E ha aggiunto: “Ero consapevole che partivamo da sei liste e loro quattro. E soprattutto che le nostre liste erano sicuramente più forti di quelle del centrosinistra. Ero convinto che si andava verso una vittoria netta senza se e senza ma. Abbiamo lasciato tante cose da fare e continuiamo in questa direzione: attenzione maggiore ai quartieri, ottimizzazione del servizio di igiene e verde pubblico”. Senza dimenticare il tema del lavoro, con la vicenda Konecta, Voce ha ammesso: “che mi preoccupa un po’ e vedremo come affrontare questa situazione”.
Il sindaco ha lanciato un appello all’opposizione: “Mi aspetto una opposizione responsabile”. Parole a cui ha risposto il candidato sindaco per il centrosinistra, Giuseppe Trocino: “Voce dice tante cose e poi fa il contrario. Lui non ha ascoltato nessuno in questi cinque anni e mezzo. Se per opposizione costruttiva intende avere dei ‘signor sì’ in Consiglio comunale direi che ha sbagliato indirizzo. Ma se cambierà registro e metodo, ascolterà i cittadini e i consiglieri di minoranza, venendo incontro alle richieste dei crotonesi, allora forse troverà un’opposizione diversa. Dipende da cosa intende lui”.

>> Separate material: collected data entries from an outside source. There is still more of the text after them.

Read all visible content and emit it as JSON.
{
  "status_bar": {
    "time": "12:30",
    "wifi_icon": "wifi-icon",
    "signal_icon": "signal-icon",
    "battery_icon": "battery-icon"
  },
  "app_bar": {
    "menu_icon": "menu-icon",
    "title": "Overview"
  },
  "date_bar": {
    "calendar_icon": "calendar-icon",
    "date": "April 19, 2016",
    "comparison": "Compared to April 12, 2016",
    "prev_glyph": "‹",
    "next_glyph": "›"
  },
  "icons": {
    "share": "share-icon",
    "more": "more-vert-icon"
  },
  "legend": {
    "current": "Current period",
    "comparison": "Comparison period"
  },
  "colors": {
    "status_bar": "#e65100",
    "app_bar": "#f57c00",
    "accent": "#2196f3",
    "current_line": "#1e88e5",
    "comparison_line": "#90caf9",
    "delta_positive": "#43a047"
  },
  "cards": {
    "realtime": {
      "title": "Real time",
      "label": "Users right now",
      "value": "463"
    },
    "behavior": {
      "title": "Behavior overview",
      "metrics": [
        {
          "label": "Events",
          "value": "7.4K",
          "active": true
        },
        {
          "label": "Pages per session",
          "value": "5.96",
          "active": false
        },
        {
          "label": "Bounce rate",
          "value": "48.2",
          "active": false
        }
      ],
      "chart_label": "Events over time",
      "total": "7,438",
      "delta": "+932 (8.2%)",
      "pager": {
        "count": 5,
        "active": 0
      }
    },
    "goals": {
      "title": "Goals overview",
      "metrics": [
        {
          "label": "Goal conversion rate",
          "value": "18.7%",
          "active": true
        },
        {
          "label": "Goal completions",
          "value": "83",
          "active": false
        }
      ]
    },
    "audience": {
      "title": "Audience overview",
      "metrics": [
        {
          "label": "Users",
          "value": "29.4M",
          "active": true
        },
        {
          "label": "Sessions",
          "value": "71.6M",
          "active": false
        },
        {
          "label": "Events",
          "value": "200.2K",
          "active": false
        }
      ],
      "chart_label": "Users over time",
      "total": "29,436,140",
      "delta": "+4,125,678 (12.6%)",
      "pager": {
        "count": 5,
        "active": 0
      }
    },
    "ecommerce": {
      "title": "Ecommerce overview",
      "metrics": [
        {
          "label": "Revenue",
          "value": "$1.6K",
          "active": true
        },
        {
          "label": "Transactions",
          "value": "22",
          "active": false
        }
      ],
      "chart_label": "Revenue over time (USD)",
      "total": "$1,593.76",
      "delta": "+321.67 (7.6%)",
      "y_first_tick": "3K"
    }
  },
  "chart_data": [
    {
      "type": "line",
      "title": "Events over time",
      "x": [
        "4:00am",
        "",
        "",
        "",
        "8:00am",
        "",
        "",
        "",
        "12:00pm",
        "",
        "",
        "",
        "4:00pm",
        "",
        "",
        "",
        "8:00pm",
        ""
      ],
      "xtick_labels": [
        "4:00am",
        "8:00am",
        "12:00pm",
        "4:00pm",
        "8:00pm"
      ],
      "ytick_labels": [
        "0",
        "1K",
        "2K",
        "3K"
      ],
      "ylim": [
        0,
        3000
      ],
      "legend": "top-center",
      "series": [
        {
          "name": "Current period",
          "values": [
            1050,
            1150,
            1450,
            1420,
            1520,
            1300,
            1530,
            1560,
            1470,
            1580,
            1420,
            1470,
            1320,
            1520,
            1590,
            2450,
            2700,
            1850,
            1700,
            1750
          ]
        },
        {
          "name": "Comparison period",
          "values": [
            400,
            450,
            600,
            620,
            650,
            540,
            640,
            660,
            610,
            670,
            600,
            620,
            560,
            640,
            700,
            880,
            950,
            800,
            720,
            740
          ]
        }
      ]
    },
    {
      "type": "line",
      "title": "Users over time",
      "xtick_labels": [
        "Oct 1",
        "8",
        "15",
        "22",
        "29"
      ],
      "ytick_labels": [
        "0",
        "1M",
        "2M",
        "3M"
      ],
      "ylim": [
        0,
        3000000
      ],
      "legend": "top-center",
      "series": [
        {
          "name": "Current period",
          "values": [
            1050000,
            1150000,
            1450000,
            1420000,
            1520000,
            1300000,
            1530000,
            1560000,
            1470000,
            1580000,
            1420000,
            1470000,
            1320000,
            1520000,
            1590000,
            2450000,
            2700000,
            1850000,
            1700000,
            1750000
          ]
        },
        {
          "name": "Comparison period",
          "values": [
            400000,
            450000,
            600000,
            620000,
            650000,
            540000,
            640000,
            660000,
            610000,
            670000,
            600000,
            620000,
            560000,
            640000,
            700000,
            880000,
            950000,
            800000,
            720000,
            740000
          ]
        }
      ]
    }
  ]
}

Riguardo la sconfitta, Trocino ha spiegato di voler parlare dei numeri “a mente fredda” e, soprattutto, a scrutinio completo, ma ha precisato: “Io, da sportivo, non parlo mai di sconfitta, perché dalla sconfitta si impara. Ho imparato tanto in questo mese e mezzo di campagna elettorale, per me va bene così. A me interessa portare avanti la voce degli ultimi, degli invisibili e dei dimenticati. E sono tanti in questa città”.